The court charged the jury that the principal issue to be decided was whether a lease was in fact made, and that if they found Exhibit A was signed by the defendant and delivered to the plaintiff, and that the plaintiff had not failed to carry out some condition resting in parol and collateral to the instrument and made at the time it was executed and a condition precedent to the right of the plaintiff to possession, and that the execution of no more formal instrument was contemplated, then Exhibit A was a valid lease.

The existence of an agreement to furnish the bond was in issue, and the verdict of the jury was conclusive that no such agreement existed.

The agreement to execute and deliver a formal lease was not in issue; both parties admitted the existence of this agreement. If the existence of this agreement to make a formal lease were decisive of whether Exhibit A were a lease, the jury should have been instructed that Exhibit A was not a lease.

That was not the legal situation. Whether the parties had agreed to make a lease or had made an agreement to lease, was to be determined "upon the intention of the parties as gathered from the language used when interpreted in the light of the surrounding circumstances."Johnson v. Phoenix Mut. Life Ins. Co.,46 Conn. 92, 101. If the parties intended the agreement to be one of letting it will so operate, notwithstanding a formal lease is to be later on executed. If, *229 on the other hand, the parties intended that their agreement should be as finally evidenced by a formal lease, until the execution and delivery of the written instrument the lease does not exist. Sanders v. PottlitzerBros. Fruit Co., 144 N.Y. 209, 213, 39 N.E. 75;Franke v. Hewitt, 56 N.Y. App. Div. 497, 501,68 N.Y.S. 968.

The court, by its charge that Exhibit A was a lease unless it was made subject to collateral conditions and unless there was to be a formal lease delivered later, took the question of whether the parties had made a lease, or had merely made an agreement to lease, which defendant requested might be submitted to the jury, away from the jury, and this we think was error.

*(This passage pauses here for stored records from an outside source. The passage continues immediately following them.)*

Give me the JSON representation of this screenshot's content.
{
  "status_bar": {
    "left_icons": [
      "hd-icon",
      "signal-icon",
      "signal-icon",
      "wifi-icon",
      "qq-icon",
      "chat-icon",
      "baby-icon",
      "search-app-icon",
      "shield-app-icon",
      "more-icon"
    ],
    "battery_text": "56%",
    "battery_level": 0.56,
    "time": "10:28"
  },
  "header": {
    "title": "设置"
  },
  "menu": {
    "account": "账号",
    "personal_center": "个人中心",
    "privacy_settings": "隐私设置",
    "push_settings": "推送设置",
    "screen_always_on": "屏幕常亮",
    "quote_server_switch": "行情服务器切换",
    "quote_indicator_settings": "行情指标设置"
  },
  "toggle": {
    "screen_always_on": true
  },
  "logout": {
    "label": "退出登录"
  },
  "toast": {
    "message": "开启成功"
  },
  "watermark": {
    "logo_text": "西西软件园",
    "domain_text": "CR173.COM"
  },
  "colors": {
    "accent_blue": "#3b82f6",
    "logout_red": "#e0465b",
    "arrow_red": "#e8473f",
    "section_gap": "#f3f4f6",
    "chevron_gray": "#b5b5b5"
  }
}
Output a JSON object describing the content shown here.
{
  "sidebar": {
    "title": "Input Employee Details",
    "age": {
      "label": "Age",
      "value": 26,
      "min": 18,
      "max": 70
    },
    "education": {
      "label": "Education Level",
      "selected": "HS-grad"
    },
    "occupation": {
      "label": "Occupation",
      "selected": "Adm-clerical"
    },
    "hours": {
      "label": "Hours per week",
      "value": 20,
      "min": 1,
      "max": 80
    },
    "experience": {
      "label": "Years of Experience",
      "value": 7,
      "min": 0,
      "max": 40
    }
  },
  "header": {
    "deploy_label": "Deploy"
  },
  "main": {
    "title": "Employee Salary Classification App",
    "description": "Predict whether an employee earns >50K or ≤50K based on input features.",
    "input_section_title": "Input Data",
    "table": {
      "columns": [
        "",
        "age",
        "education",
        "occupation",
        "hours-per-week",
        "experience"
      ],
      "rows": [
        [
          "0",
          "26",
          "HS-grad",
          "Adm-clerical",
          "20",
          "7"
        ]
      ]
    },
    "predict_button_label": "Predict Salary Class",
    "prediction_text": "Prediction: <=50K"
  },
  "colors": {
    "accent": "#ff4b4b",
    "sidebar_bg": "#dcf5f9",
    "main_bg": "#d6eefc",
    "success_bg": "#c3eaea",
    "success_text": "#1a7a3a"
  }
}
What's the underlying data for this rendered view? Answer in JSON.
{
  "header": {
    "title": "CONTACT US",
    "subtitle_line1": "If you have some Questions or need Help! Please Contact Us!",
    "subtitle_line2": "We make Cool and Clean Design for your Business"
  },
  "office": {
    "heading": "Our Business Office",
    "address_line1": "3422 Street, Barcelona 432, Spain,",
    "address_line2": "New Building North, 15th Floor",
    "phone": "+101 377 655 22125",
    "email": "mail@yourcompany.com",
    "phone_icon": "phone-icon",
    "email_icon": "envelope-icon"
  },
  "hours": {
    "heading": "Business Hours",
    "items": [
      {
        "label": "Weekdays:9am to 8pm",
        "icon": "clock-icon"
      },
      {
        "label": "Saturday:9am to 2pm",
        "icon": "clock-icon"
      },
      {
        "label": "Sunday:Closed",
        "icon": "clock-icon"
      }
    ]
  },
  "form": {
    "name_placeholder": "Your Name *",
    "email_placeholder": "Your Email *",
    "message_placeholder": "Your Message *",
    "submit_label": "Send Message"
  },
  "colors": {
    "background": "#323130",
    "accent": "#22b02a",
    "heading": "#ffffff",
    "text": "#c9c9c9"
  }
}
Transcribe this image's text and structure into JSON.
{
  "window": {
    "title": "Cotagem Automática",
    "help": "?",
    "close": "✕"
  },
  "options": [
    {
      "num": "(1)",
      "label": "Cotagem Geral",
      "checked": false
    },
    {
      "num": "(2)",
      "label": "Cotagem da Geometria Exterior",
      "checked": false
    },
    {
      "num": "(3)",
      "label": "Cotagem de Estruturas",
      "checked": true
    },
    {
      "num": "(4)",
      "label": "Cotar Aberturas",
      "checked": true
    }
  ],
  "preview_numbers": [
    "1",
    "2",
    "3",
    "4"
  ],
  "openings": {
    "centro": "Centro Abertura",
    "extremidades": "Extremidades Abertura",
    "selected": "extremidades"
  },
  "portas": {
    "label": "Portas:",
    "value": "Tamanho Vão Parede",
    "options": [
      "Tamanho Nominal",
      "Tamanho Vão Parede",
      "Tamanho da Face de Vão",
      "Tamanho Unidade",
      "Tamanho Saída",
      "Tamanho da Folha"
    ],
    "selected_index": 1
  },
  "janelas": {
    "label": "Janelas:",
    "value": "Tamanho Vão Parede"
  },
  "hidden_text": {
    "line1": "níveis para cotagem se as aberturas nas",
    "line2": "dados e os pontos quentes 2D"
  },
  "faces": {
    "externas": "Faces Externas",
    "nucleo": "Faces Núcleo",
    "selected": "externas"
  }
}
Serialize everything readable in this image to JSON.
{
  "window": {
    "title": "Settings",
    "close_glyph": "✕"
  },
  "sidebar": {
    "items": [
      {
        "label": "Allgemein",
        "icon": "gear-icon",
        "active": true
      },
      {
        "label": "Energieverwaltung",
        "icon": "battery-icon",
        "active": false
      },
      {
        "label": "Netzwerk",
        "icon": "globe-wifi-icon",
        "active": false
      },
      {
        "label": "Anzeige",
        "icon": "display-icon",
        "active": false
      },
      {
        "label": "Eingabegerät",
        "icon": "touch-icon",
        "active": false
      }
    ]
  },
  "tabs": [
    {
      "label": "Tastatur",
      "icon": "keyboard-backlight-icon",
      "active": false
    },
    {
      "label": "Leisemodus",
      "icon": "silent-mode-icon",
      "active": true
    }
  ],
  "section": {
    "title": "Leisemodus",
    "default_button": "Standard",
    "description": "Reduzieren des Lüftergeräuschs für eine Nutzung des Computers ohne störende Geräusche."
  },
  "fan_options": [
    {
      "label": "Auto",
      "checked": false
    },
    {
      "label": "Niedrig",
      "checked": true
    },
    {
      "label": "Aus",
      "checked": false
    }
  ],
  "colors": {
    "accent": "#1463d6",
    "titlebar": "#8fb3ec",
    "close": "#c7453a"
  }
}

Nor can we properly say that the verdict, equivalent as it was in the light of the charge to a finding that the parties had not agreed to make a more formal lease, made this omission to charge harmless.

The question of what the parties intended, whether to make a lease or an agreement for a lease, was one of fact for the jury, and one which the jury, under the instruction of the court, did not have before it, for the court had not submitted it to them. And, further, the finding of the jury was exactly contrary to the undisputed evidence.

The jury should also have been instructed that if they found the agreement as made was one of lease, since it was oral and not to be performed within one year, under our statute of frauds (§ 1089) no action could be maintained upon it by the plaintiff unless there was a memorandum of it in writing signed by the defendant, the party to be charged; Fisk's Appeal,81 Conn. 433, 437, 11 A. 559; and that Exhibit A, which admittedly evidenced the agreement, was a sufficient memorandum to take the case out of the statute of *230 frauds, since it described the store to be leased with reasonable certainty, gave the term of the lease, the rent to be paid, the names of lessor and lessee, and was duly signed by the lessee, the present defendant.Nichols v. Johnson, 10 Conn. 192, 198; Shelinsky v.Foster, 87 Conn. 90, 96, 87 A. 35.

There is error and a new trial is ordered.

In this opinion the other judges concurred.